After discovering the presence of the mosquito-borne disease in a routine test, control officials encouraged residents to take action now to prevent an outbreak from spreading in their communities.
“West Nile virus is endemic, which means we’ll detect it every year in our communities,” said SGVMVCD Scientific Program Manager Melissa Doyle. “As the season heats up, everyone should take the necessary steps to prevent mosquito bites and eliminate stagnant water around their home.”

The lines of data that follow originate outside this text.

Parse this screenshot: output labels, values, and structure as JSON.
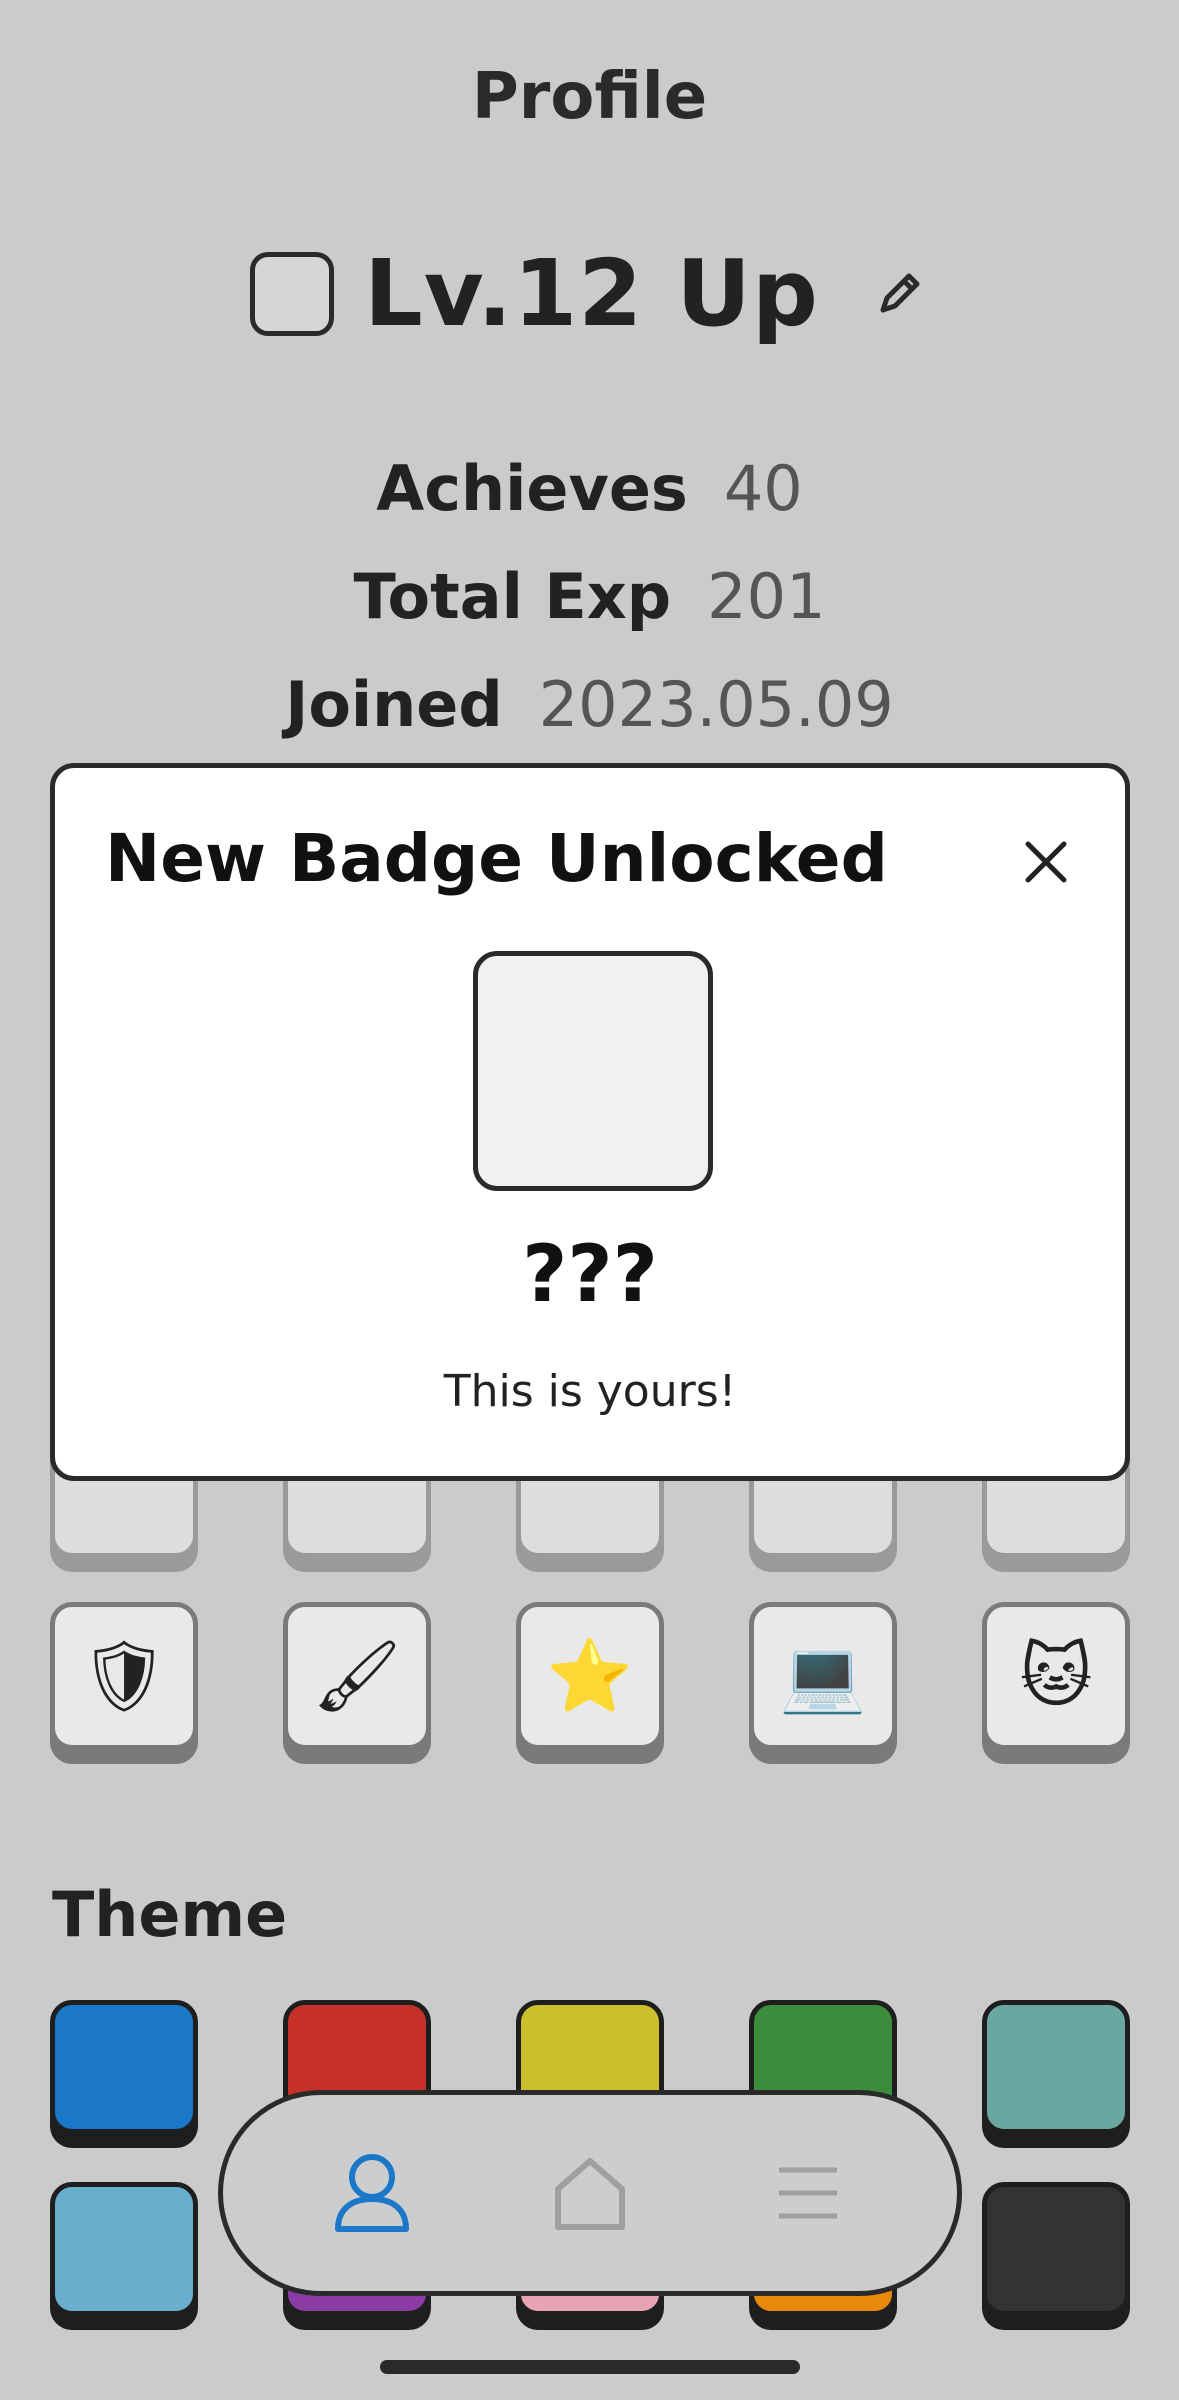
{
  "header": {
    "title": "Profile"
  },
  "level": {
    "text": "Lv.12 Up"
  },
  "stats": [
    {
      "label": "Achieves",
      "value": "40"
    },
    {
      "label": "Total Exp",
      "value": "201"
    },
    {
      "label": "Joined",
      "value": "2023.05.09"
    }
  ],
  "badges": {
    "row1_icons": [
      "stars-jar-icon",
      "colorful-stars-icon",
      "ribbon-medal-icon",
      "silver-shield-icon",
      "gold-medal-icon"
    ],
    "row2_icons": [
      "blue-star-crest-icon",
      "magic-brush-icon",
      "cool-star-icon",
      "hacker-laptop-icon",
      "cool-cat-icon"
    ],
    "row2_glyphs": [
      "🛡",
      "🖌",
      "⭐",
      "💻",
      "🐱"
    ]
  },
  "theme": {
    "title": "Theme",
    "colors_row1": [
      "#1b78c8",
      "#c63229",
      "#ccbf2d",
      "#3b8d3b",
      "#68a8a0"
    ],
    "colors_row2": [
      "#6aaecd",
      "#8a3ba6",
      "#e7a2b4",
      "#e8890a",
      "#333333"
    ]
  },
  "modal": {
    "title": "New Badge Unlocked",
    "badge_name": "???",
    "description": "This is yours!",
    "close_icon": "close-icon"
  },
  "nav": {
    "items": [
      {
        "icon": "profile-icon",
        "active": true,
        "color": "#1b78c8"
      },
      {
        "icon": "home-icon",
        "active": false,
        "color": "#a0a0a0"
      },
      {
        "icon": "menu-icon",
        "active": false,
        "color": "#a0a0a0"
      }
    ]
  }
}
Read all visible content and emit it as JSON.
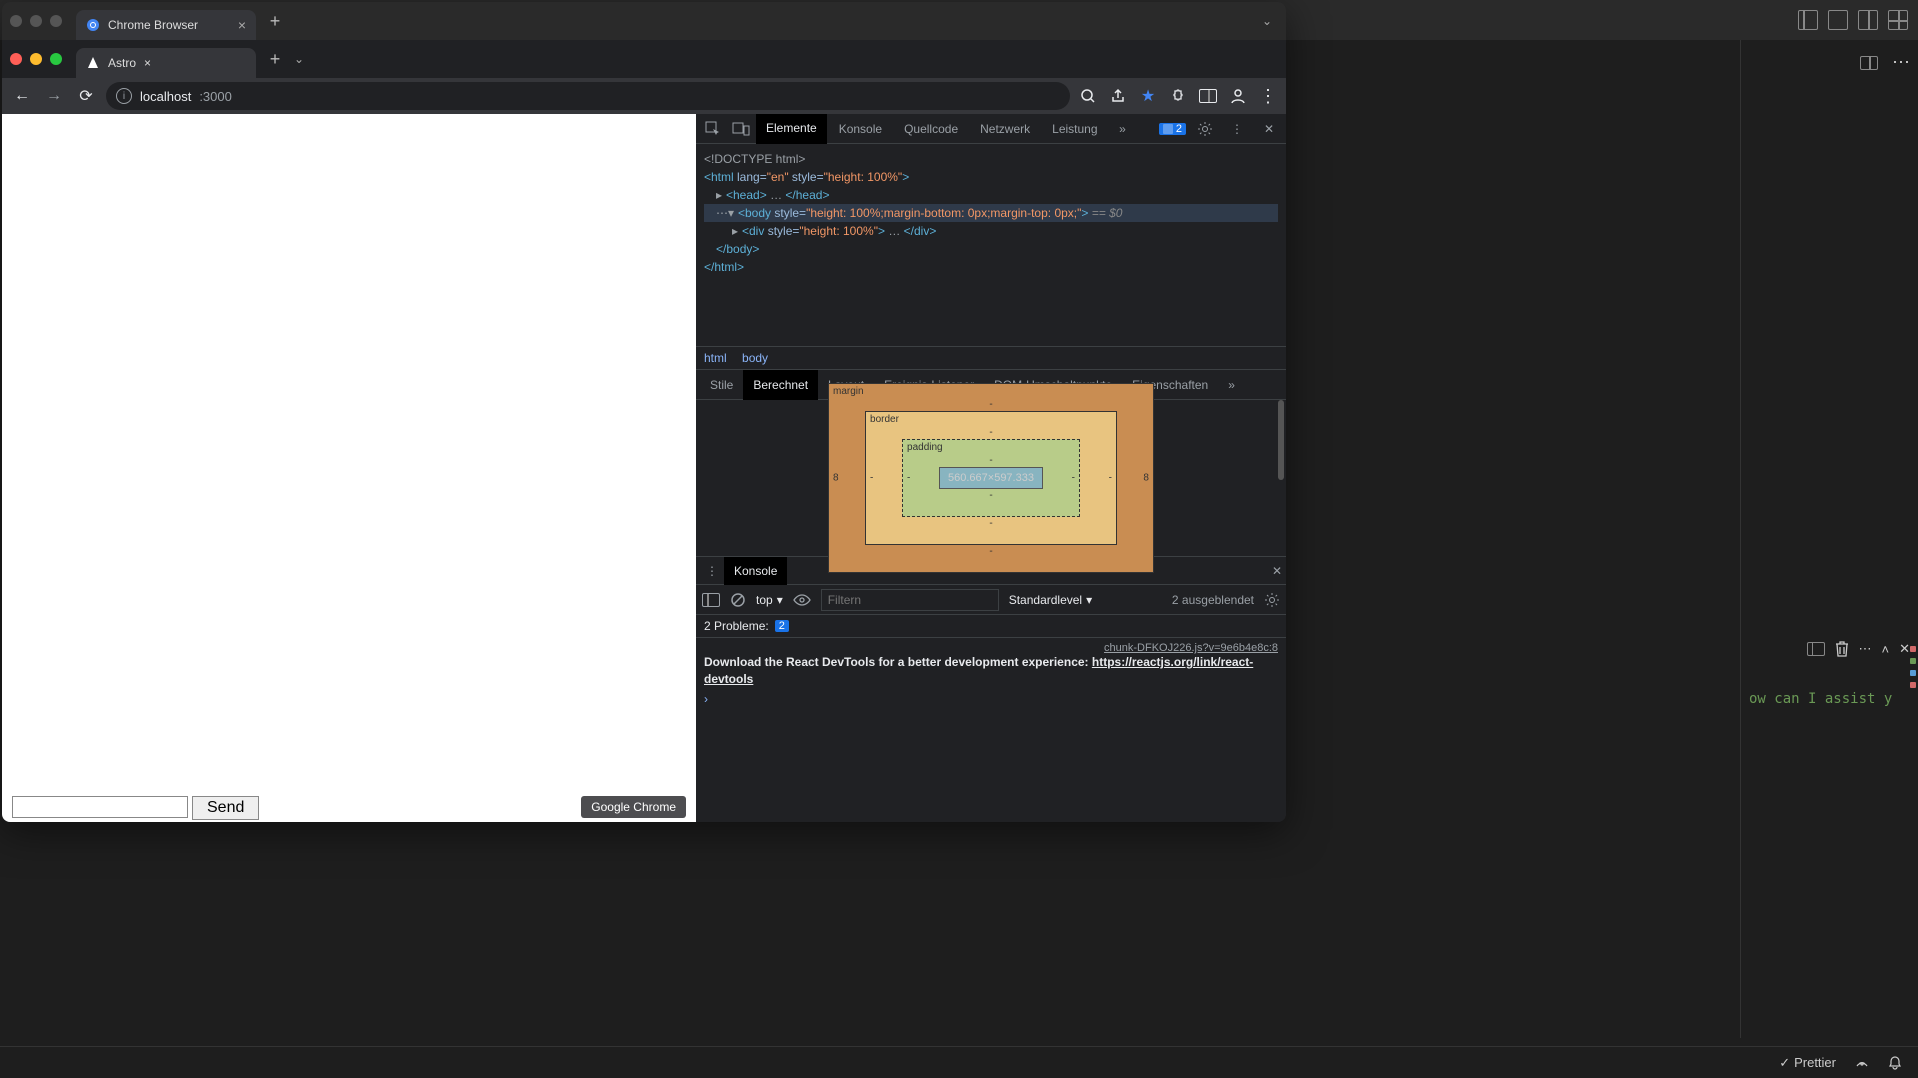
{
  "outer_editor": {
    "side_hint": "ow can I assist y",
    "status_items": {
      "prettier": "Prettier"
    },
    "minimap_colors": [
      "#d16969",
      "#6a9955",
      "#569cd6",
      "#d16969"
    ]
  },
  "outer_chrome": {
    "tab_title": "Chrome Browser"
  },
  "browser": {
    "tab_title": "Astro",
    "url_host": "localhost",
    "url_port": ":3000",
    "dock_tooltip": "Google Chrome"
  },
  "page": {
    "send_button": "Send",
    "input_value": ""
  },
  "devtools": {
    "tabs": [
      "Elemente",
      "Konsole",
      "Quellcode",
      "Netzwerk",
      "Leistung"
    ],
    "active_tab": "Elemente",
    "issue_count": "2",
    "dom": {
      "l1": "<!DOCTYPE html>",
      "l2_open": "<html ",
      "l2_attr1": "lang=",
      "l2_val1": "\"en\"",
      "l2_attr2": " style=",
      "l2_val2": "\"height: 100%\"",
      "l2_close": ">",
      "l3_head": "<head>",
      "l3_dots": "…",
      "l3_headc": "</head>",
      "l4_open": "<body ",
      "l4_attr": "style=",
      "l4_val": "\"height: 100%;margin-bottom: 0px;margin-top: 0px;\"",
      "l4_close": ">",
      "l4_sel": " == $0",
      "l5_open": "<div ",
      "l5_attr": "style=",
      "l5_val": "\"height: 100%\"",
      "l5_close": ">",
      "l5_dots": "…",
      "l5_divc": "</div>",
      "l6": "</body>",
      "l7": "</html>"
    },
    "breadcrumbs": [
      "html",
      "body"
    ],
    "styles_tabs": [
      "Stile",
      "Berechnet",
      "Layout",
      "Ereignis-Listener",
      "DOM-Umschaltpunkte",
      "Eigenschaften"
    ],
    "styles_active": "Berechnet",
    "boxmodel": {
      "margin_label": "margin",
      "border_label": "border",
      "padding_label": "padding",
      "margin": {
        "t": "-",
        "r": "8",
        "b": "-",
        "l": "8"
      },
      "border": {
        "t": "-",
        "r": "-",
        "b": "-",
        "l": "-"
      },
      "padding": {
        "t": "-",
        "r": "-",
        "b": "-",
        "l": "-"
      },
      "content": "560.667×597.333"
    },
    "drawer": {
      "tab": "Konsole",
      "context": "top",
      "filter_placeholder": "Filtern",
      "level_label": "Standardlevel",
      "hidden_label": "2 ausgeblendet",
      "problems_prefix": "2 Probleme:",
      "problems_count": "2",
      "source_link": "chunk-DFKOJ226.js?v=9e6b4e8c:8",
      "msg_text": "Download the React DevTools for a better development experience: ",
      "msg_link": "https://reactjs.org/link/react-devtools"
    }
  }
}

One in five individuals infected with the WNV, for which there is no cure, will exhibit symptoms that include fever, headache, body aches, nausea or skin rash. The symptoms can last for several days to months.
One in 150 people infected with the virus will require hospitalization. Severe symptoms include high fever, muscle weakness, neck stiffness, coma, paralysis and possibly death. Those at greatest risk include seniors and individuals with compromised immune systems.
Doyle urged everyone to take the following actions to stay healthy and bite-free:
— Tip out stagnant water around the home weekly;
— Toss unused containers that can hold stagnant water; and
— Protect against bites by using insect repellent containing CDC-recommended Picaridin, DEET, oil of lemon eucalyptus, or IR3535.
“It only takes one bite for a mosquito carrying West Nile virus to get you sick,” warned SGVMVCD Public Information Officer Levy Sun. “Don’t take your chances.”
Mosquito season in Southern California generally spans May to October.
“Mosquito control is a responsibility shared by all residents, businesses and property owners,” Sun said.